Sunday, 16 October 2011

Recovery of the euro supports gold


One of the factors contributing to the fall of gold and other precious metals in late September was the weakness of the euro versus the US dollar. Beside the inability of politicians to solve the debt crisis in the eurozone and fears that the troika of IMF, EU and ECB would block the payment of the next tranche of bailout funds, the euro weakened also on speculation that the ECB would quickly reverse the direction of monetary policy. However, the ECB disappointed hopes to cut rates already at the October council meeting. The ECB repeated its stance in the monthly bulletin released last week. Inflation is expected to stay high during the final months of this year and is expected to decline next year. The risks for economic activity have increased due to the heightened uncertainty, especially in financial markets.

At least, the ECB forecast appears to be right for the trend of consumer price inflation. In the eurozone, the HICP inflation rate increased to 3.0% in September after 2.5% in August. Also the core inflation rate increased to 1.6% from 1.2% in August. Now also the underlying trend of inflation is getting closer to the crucial 2% mark. Thus, before cutting interest rates and embarking on a more expansionary monetary policy, the rate setting council might wait until the inflation data indicates that the peak has been reached. This would argue more for a rate cut at the end of this year or the beginning of 2012.

The fall of the manufacturing PMI for the eurozone to 49 in September and to 48.5 in October was probably a factor contributing to the warning of the ECB that downside risks for economic activity have increased. However, is seems that the turbulences in financial markets had an impact on the PMI, while actual economic activity is affected far less by the plunge of stock markets in August and September. The consensus of City economists expected that industrial production in the eurozone would decline by 0.8% in August. Instead industrial output increased by 1.2% on the month. While the fall of the PMI below the 50 threshold indicated a contraction in the manufacturing sector, industrial production expanded even faster than in July, which had been revised up to +1.1%. Despite increased risks, they have not yet materialized.
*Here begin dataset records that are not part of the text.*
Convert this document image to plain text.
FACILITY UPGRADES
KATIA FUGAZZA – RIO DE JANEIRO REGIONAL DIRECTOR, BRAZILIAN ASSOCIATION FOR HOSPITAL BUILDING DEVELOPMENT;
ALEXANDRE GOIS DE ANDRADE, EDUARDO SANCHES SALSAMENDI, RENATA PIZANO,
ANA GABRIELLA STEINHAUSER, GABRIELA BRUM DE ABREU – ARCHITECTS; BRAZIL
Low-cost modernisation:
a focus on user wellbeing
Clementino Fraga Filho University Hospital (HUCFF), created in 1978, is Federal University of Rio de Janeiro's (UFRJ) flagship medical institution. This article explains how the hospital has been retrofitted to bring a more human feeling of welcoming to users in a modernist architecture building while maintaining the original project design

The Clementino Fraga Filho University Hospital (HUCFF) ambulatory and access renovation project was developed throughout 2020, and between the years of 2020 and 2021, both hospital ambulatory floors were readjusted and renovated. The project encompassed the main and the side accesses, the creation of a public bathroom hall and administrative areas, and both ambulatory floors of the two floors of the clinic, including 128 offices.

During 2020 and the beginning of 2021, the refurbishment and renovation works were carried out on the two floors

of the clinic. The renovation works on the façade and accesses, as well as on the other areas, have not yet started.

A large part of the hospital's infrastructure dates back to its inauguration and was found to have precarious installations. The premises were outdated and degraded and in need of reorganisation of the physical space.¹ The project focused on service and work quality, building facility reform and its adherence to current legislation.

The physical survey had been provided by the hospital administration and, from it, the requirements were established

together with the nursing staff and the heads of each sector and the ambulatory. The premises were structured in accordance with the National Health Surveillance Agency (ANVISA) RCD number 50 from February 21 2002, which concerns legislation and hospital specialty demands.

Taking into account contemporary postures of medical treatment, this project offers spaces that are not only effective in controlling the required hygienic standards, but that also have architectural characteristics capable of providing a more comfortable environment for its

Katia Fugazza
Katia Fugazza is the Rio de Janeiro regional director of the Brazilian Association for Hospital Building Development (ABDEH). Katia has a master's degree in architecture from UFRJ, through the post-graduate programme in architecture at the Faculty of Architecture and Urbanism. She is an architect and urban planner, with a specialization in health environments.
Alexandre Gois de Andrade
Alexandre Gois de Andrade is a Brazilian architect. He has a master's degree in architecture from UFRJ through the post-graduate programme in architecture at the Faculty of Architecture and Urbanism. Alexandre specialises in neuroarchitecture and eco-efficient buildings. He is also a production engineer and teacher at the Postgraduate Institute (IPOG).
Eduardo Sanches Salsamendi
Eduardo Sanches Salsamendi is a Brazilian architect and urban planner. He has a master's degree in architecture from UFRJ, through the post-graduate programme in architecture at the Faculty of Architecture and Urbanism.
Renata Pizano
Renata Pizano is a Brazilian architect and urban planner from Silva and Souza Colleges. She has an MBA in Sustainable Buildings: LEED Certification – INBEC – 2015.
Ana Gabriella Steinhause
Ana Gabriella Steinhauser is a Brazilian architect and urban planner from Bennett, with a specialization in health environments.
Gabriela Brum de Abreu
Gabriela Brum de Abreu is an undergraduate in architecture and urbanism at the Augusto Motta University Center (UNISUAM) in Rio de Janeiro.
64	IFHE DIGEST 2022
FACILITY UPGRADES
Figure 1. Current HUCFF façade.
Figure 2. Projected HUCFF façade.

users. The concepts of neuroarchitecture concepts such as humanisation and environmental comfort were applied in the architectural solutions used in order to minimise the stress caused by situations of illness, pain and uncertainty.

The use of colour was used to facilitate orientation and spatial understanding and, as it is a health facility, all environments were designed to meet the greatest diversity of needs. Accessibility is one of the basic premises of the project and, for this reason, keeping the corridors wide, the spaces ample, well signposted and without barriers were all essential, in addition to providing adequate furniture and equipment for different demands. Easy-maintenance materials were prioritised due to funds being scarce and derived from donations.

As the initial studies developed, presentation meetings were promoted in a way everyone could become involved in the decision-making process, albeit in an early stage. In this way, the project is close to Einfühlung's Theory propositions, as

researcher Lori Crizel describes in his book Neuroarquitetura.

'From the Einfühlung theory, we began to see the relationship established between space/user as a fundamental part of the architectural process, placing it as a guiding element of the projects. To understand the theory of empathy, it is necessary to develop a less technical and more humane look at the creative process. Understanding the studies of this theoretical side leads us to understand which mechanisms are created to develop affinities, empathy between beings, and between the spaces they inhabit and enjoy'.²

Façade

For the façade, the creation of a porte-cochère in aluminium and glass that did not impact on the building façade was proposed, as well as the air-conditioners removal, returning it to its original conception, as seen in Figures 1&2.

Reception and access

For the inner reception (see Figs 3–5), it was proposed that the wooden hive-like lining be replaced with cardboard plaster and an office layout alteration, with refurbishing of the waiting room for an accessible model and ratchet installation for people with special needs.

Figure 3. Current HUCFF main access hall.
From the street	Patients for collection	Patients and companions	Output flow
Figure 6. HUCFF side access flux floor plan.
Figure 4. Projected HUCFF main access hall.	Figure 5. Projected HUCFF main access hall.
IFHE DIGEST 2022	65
Thus, the ECB appears to be in a fix. Cutting rates early despite still robust economic activity data and inflation above the target by a full percentage point could prevent inflation to come down significantly next year. Waiting too long with a rate could bear the risk that economic activity eventually follows the PMI indicators down and that a possible downswing might be aggravated. This also indicates that the ECB would not be as quick in cutting interest rates as the market consensus had expected.

Keeping interest rates on hold will have an impact on gold and other precious metals via two channels. First, it has an impact on the exchange rate of the euro versus the US dollar. As long as money market rates remain higher in the eurozone compared to the US, there is an incentive to invest funds in the euro instead of the dollar. However, in this context also the eurozone debt crisis and the impact on the banking system play a crucial role. Plans to shield banks against the fallout of a possible default of Greece could reduce the risk of investing funds with European banks and thus could also contribute to a further appreciation of the euro versus the US dollar.

The second channel is via stock markets and risk appetite of investors. A delay of a rate cut due to firm economic data could reduce the fear that the global economy would head towards a recession. Value oriented investors already regard stock valuations as cheap after the drop in August and September. Thus, the risk appetite of investors could increase further and push stock market indices higher. A higher risk appetite would also be positive for gold and other precious metals.

Despite the better than expected economic data in the eurozone and also the US, the crucial factor remains the debt crisis in the eurozone. The G20 finance ministers urged the eurozone to present a solution to the debt crisis within one week at the next EU summit. Germany’s finance minister promised that the eurozone would deliver a solution. If it will be one convincing the markets, the euro might firm further and precious metals would probably be a beneficiary.